Inspectors are trained to use the labels as the primary point of information about the contents of containers and the state of compliance of the company shipping the product, Lennarz said.  Errors in the labels, even simple ones, can have dire consequences. Labeling errors are one of the biggest reasons imports are refused entry into the U.S. by FDA, he said.  FDA has seventy violation codes regarding labeling issues. If a product has one of these label violations, FDA may refuse the product and deem the product “misbranded” under the Food, Drug, and Cosmetic Act, making it a prohibited act to distribute the product in the United States. 

Lennarz said FDA can bring a civil or criminal action against a person guilty of committing a prohibited act. Also, once FDA finds one mistake, the agency is more likely to stop the facility’s products at the port of entry in the future. For example, FDA has an import alert​ specific to nutritional labeling violations. If a product is found to be in violation of certain nutritional labeling regulations, it is noted in FDA’s system. If the same product is found to be in violation again 60 or more days after the initial violation, that product will be added to the import alert and be subject to detention without physical examination (DWPE).

“Some of these companies just load up a container and don’t take the time to review the labels. In Europe, for example, they have a number system for colors. In the US, the name of the color has to be on the label. Something as simple as misidentifying a color can cause an import problem,​” Lennarz said.

Label review

Registrar Corp. offers a label review service in which companies send in their artwork and a report is generated telling the company how the label must be changed to comply with US laws. Sometimes, that can include advising a company that a product should be reformulated, as in the case of supplement products containing an ingredient that might need to have a New Dietary Ingredient Notification on file.

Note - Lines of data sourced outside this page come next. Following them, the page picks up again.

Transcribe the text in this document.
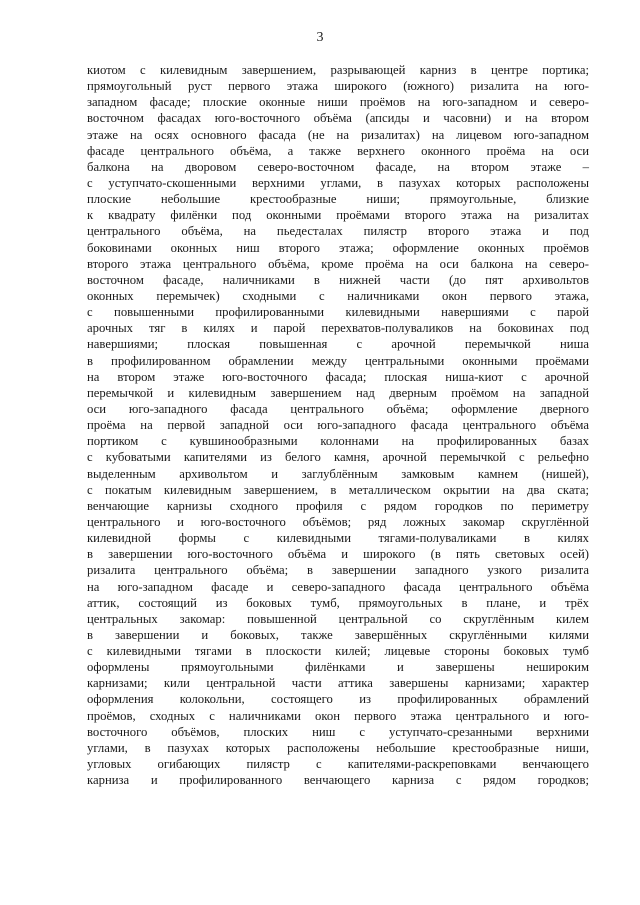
3
киотом с килевидным завершением, разрывающей карниз в центре портика;
прямоугольный руст первого этажа широкого (южного) ризалита на юго-
западном фасаде; плоские оконные ниши проёмов на юго-западном и северо-
восточном фасадах юго-восточного объёма (апсиды и часовни) и на втором
этаже на осях основного фасада (не на ризалитах) на лицевом юго-западном
фасаде центрального объёма, а также верхнего оконного проёма на оси
балкона на дворовом северо-восточном фасаде, на втором этаже –
с уступчато-скошенными верхними углами, в пазухах которых расположены
плоские небольшие крестообразные ниши; прямоугольные, близкие
к квадрату филёнки под оконными проёмами второго этажа на ризалитах
центрального объёма, на пьедесталах пилястр второго этажа и под
боковинами оконных ниш второго этажа; оформление оконных проёмов
второго этажа центрального объёма, кроме проёма на оси балкона на северо-
восточном фасаде, наличниками в нижней части (до пят архивольтов
оконных перемычек) сходными с наличниками окон первого этажа,
с повышенными профилированными килевидными навершиями с парой
арочных тяг в килях и парой перехватов-полуваликов на боковинах под
навершиями; плоская повышенная с арочной перемычкой ниша
в профилированном обрамлении между центральными оконными проёмами
на втором этаже юго-восточного фасада; плоская ниша-киот с арочной
перемычкой и килевидным завершением над дверным проёмом на западной
оси юго-западного фасада центрального объёма; оформление дверного
проёма на первой западной оси юго-западного фасада центрального объёма
портиком с кувшинообразными колоннами на профилированных базах
с кубоватыми капителями из белого камня, арочной перемычкой с рельефно
выделенным архивольтом и заглублённым замковым камнем (нишей),
с покатым килевидным завершением, в металлическом окрытии на два ската;
венчающие карнизы сходного профиля с рядом городков по периметру
центрального и юго-восточного объёмов; ряд ложных закомар скруглённой
килевидной формы с килевидными тягами-полуваликами в килях
в завершении юго-восточного объёма и широкого (в пять световых осей)
ризалита центрального объёма; в завершении западного узкого ризалита
на юго-западном фасаде и северо-западного фасада центрального объёма
аттик, состоящий из боковых тумб, прямоугольных в плане, и трёх
центральных закомар: повышенной центральной со скруглённым килем
в завершении и боковых, также завершённых скруглёнными килями
с килевидными тягами в плоскости килей; лицевые стороны боковых тумб
оформлены прямоугольными филёнками и завершены нешироким
карнизами; кили центральной части аттика завершены карнизами; характер
оформления колокольни, состоящего из профилированных обрамлений
проёмов, сходных с наличниками окон первого этажа центрального и юго-
восточного объёмов, плоских ниш с уступчато-срезанными верхними
углами, в пазухах которых расположены небольшие крестообразные ниши,
угловых огибающих пилястр с капителями-раскреповками венчающего
карниза и профилированного венчающего карниза с рядом городков;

Lennarz said there is still a significant amount of ignorance among food and dietary supplement companies about the impact of the two FSMA rules that are nearing their final draft. The the two FSMA rules are the Hazard Analysis and Risk-Based Preventive Controls for Human Food and the Foreign Supplier Verification rule. 

“When these rules are finalized and get into phase in 2015 and 2016 there will still be a lot of ignorance in the market. A lot of companies operate in countries where they didn’t have to draw up a safety plan that addresses the risks inherent in the food they produce,”​ Lennarz said.

Consequences of failure

Lennarz said it pays to spend the money upfront to ensure that labels will pass muster. Failure to pass inspection at the border can be time consuming and costly.  Firms might have to rebrand on the spot, costing them thousands of dollars to pay a vendor to go into a warehouse, open a container and stick new labels on individual products. Or they might even have to reexport the product to fix a problem, which means their customer will get the shipment late or not at all.  But the longest term damage could be to a company’s reputation.

“The other thing to remember is that detentions are public. If I were a buyer for Whole Foods or Walmart or whatever, I might be well advised to avoid doing business with a company that has suffered a detention,”​ he said.